In fact the problem is NP-hard (Natarajan 1995). No polynomial-time algorithm is expected for the worst case unless P = NP.
Where this matters
The setting \(p \gg n\) with a sparse truth is the bread and butter of modern applied statistics:
- Genomics — GWAS with \(10^5\) SNPs, gene-expression panels with \(10^3\) to \(10^4\) probes.
- Survey data — patient registries with hundreds of recorded variables and a few hundred outcomes.
- Sensor data — many channels, few labelled trials.
- Financial markets — predicting asset returns or default risk from hundreds of candidate factors (macroeconomic indicators, fundamentals, sentiment, technical signals); a small interpretable factor model is preferred over a dense black-box.
Every one of these calls for a sparsity-constrained GLM, not just a regularised one.
The plan from here
How do existing methods cope with the NP-hard constraint? Two main strategies:
- MIO (next page) — Mixed-Integer Optimisation: solve the discrete problem directly. Exact, but does not scale much beyond a few hundred predictors.

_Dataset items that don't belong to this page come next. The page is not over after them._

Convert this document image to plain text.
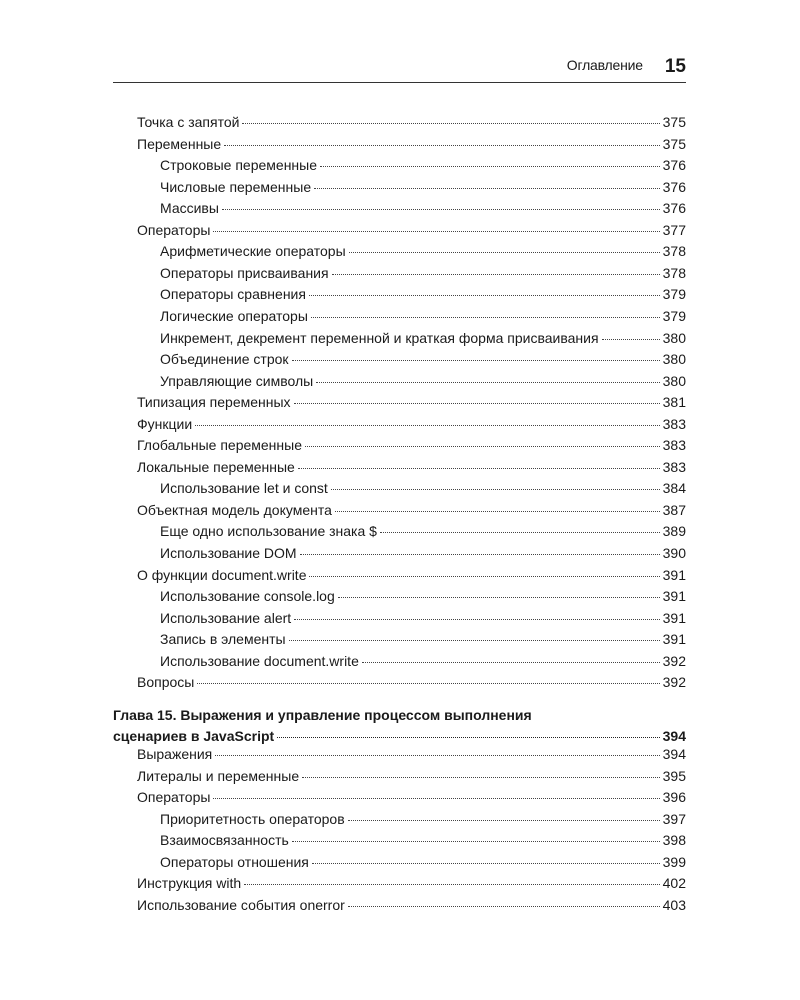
Оглавление 15
Точка с запятой	375
Переменные	375
Строковые переменные	376
Числовые переменные	376
Массивы	376
Операторы	377
Арифметические операторы	378
Операторы присваивания	378
Операторы сравнения	379
Логические операторы	379
Инкремент, декремент переменной и краткая форма присваивания	380
Объединение строк	380
Управляющие символы	380
Типизация переменных	381
Функции	383
Глобальные переменные	383
Локальные переменные	383
Использование let и const	384
Объектная модель документа	387
Еще одно использование знака $	389
Использование DOM	390
О функции document.write	391
Использование console.log	391
Использование alert	391
Запись в элементы	391
Использование document.write	392
Вопросы	392
Глава 15. Выражения и управление процессом выполнения
сценариев в JavaScript	394
Выражения	394
Литералы и переменные	395
Операторы	396
Приоритетность операторов	397
Взаимосвязанность	398
Операторы отношения	399
Инструкция with	402
Использование события onerror	403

- Lasso (page after) — relax \(\|\boldsymbol{\beta}\|_0\) to the convex \(\|\boldsymbol{\beta}\|_1\). Fast and popular, but biased and indexed by \(\lambda\), not \(k\).
COMBSS sits between the two: continuous like the lasso, but on the support indicator rather than on \(\boldsymbol{\beta}\) itself — and explicitly \(k\)-indexed.